Pourtant, cette affaire n’avait pas été la plus compliquée de sa carrière… Mais il s’était laissé aveugler par ses certitudes et, pire que tout, par ses a priori. Quel genre de détective laissait ses sentiments et ses opinions obstruer son jugement, censé par nature être objectif ? Au fond… Ne méritait-il pas sa marche de la honte ?
Alors qu’il pénétrait dans le tribunal dans lequel son cas serait jugé, son flash-back s’interrompit brusquement, troublé par un choc donné contre sa fenêtre. Allongé sur son canapé, il renversa sa tête sur son accoudoir pour regarder ce qui avait bien pu heurter le carreau du deuxième étage. Une grosse trace de boue tachait la vitre. Il soupira en se levant, et ouvrit à la fenêtre. En bas, une bande de gosses le regardait en riant.
– Hé ! Les mômes, vous n’avez rien de mieux à… SPLASH !
La boule de boue lui atterrit en pleine face, tandis que le Capumain, le Ferosinge et le Sabelette partirent en courant et disparurent au coin de la rue en scandant « Looser, détective looser ! »
– Génial…
Il se débarbouilla rapidement avant de se servir un café bien noir, et s’affala de nouveau sur son canapé. Voilà de quoi était composée sa vie, à présent : café, canapé, dîner, ronfler. Canapé, dîner, ronfler, café. Mettez-le dans l’ordre que vous voulez, ça ne changeait rien.
Alors qu’il se brûlait la langue avec le breuvage, il attrapa le journal de la veille posé sur la table basse. Il ne l’avait pas encore lu, mais le gros titre l’intriguait.
INTERVIEW EXCLUSIVE DE PERSIAN :
SE RECONSTRUIRE APRES UNE FAUSSE ACCUSATION
Il parcourut rapidement les premières lignes avant de jeter le journal dans la corbeille. Le journaliste n’avait jamais pu blairer Pikachu, et l’interview était totalement ciblée. Certes, il avait fait une erreur de jugement, mais il n’avait pas non plus condamné à mort un innocent ! Quelques jours au trou, il était sûr qu’en creusant un peu, ce chat milliardaire ne l’avait pas totalement volé…
Il voulut lire le courrier qui s’amoncelait sur son bureau, mais les premières enveloppes qu’il ouvrit le découragèrent. Menace, insultes, moqueries, … Plus aucune affaire ne lui était proposée. En même temps… comment leur en vouloir ?
Il reposa les lettres sur le bureau, découragé, et attrapa le cadre qui décorait son ancien espace de travail, aujourd’hui un véritable foutoir. C’était son assistant, qui, d’ordinaire s’occupait de mettre de l’ordre dans le chaos qu’était sa vie… Mon ami, se corrigea-t-il. Pas assistant. Ami. Il observait avec un sourire nostalgique la photo, où Tiplouf et lui se tenaient bras-dessus, bras-dessous, devant l’appartement qui leur servait aussi de quartier général. Mais ce n’était plus qu’un appartement, aujourd’hui. Cette photo avait été prise juste après leur première affaire, qui leur annonçait un brillant avenir. Et il avait tout fichu en l’air…

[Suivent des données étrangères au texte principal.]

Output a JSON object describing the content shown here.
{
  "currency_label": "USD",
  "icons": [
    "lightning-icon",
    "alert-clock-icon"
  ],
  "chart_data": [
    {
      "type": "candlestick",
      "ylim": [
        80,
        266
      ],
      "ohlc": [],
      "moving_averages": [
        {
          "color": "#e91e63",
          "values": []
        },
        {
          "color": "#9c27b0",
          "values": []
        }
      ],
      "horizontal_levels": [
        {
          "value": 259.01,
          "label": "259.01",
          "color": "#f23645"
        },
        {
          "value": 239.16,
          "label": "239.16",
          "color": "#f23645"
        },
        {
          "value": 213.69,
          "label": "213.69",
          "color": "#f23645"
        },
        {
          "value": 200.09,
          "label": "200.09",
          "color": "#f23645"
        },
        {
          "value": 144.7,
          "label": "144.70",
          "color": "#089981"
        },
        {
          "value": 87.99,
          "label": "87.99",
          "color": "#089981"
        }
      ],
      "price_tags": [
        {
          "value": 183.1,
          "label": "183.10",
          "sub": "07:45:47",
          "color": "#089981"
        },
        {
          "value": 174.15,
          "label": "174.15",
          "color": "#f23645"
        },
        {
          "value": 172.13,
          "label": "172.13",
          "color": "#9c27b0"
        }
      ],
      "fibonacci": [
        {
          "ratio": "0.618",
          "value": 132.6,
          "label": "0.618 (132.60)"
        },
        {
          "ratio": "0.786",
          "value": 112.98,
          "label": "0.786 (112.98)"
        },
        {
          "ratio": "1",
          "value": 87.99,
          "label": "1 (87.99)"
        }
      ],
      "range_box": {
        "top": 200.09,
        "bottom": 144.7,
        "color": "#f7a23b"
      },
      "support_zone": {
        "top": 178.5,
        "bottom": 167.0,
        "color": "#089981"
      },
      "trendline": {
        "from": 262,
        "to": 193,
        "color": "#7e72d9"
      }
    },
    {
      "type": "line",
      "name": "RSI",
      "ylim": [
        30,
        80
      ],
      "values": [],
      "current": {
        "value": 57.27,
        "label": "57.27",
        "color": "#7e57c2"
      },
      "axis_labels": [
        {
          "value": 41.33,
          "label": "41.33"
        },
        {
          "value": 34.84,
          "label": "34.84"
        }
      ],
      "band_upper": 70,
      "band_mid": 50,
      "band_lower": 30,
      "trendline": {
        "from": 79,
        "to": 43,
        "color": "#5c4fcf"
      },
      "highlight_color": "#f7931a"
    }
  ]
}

Il se demanda comment allait son ami, aujourd’hui. Ça faisait combien de temps qu’il n’avait pas eu de nouvelles ? Depuis la fin de son procès, pensait-il. Depuis qu’il s’était terré entre ces quatre murs et qu’il n’avait plus mis un pied dehors, plus parlé à personne… Il renifla. Son ami lui manquait. Mais il ne voulait pas avoir d’impact négatif sur sa vie. C’était un infirmier brillant, aujourd’hui, qui avait réussi à faire ce qu’il avait toujours mis sur pause pour parcourir le monde à côté du détective le plus pourri de Kanto : devenir aide-soignant au centre Pokémon d’Unionpolis. Un des plus grands centre de soin de la région de Sinnoh, son foyer natal. Mais une simple lettre, histoire de donner des nouvelles… ça ne pouvait pas faire de mal ?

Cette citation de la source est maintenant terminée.